La fin de l’échange a bien montré toute la confiance de Me Benson sur la question de la liberté religieuse quand il a confronté, avec égards et respect, la juge Abella qui affirmait que la jurisprudence montrait que la liberté de religion ne pouvait primer en tout cas, mais qu'elle était assujettie à des intérêts plus grands tout en se référant aux conclusions de la Commission Bouchard-Taylor. Me Iain Benson a répliqué que c’était vrai, notamment, en matière de santé, de cas de vie ou de mort imminente (allusion aux transfusions sanguines et aux enfants de Témoins de Jéhovah), mais que cela n'avait jamais été le cas en matière d’éducation et qu’au contraire en ce domaine la tradition canadienne est très libérale. Il s'est objecté à ce que l'application du cours ECR met le fardeau de la preuve sur les parents lorsqu'ils demandent l'exemption. La juge Abella n’a pas répliqué à ces affirmations.

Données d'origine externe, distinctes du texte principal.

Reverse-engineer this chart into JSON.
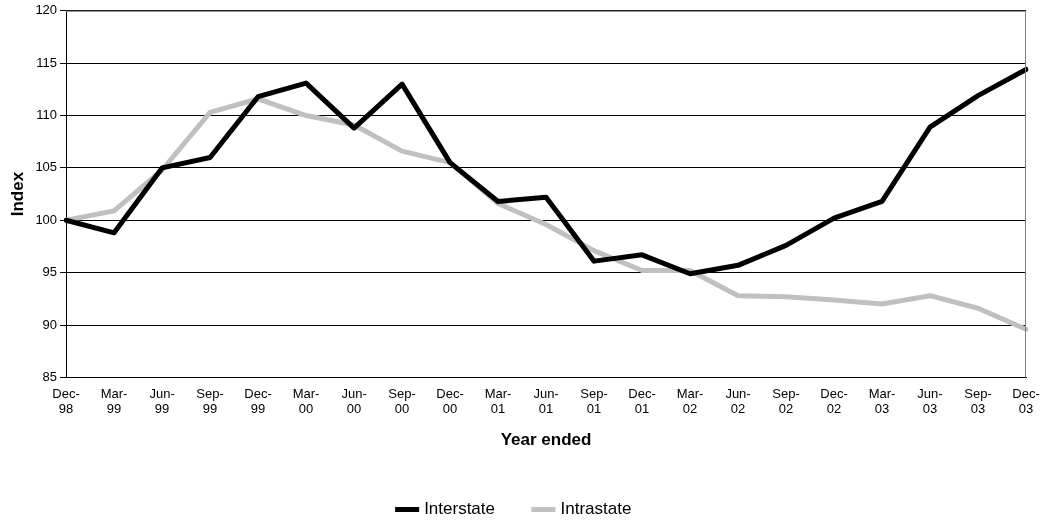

Me Iain Benson en compagnie des représentants de
l'Association canadienne des commissaires d'écoles catholiques

Me Benson a ensuite fait référence aux pratiques des autres provinces canadiennes qui favorisent le droit à l'exemption, en particulier en Ontario, et en Alberta où le Human Rights Act de l'Alberta le protège. Il a fait ensuite référence aux jugements dans les causes Multani et Anselem et a argumenté que la justification par la foi sincère est encore plus pertinente dans le cas présent, car il s'agit de la transmission de la foi elle-même. Il a ajouté que l'appellation du programme par la terminologie « culture religieuse » ne le soustrait pas à la protection de la foi, car on ne peut pas soustraire la religion de la culture « religieuse :».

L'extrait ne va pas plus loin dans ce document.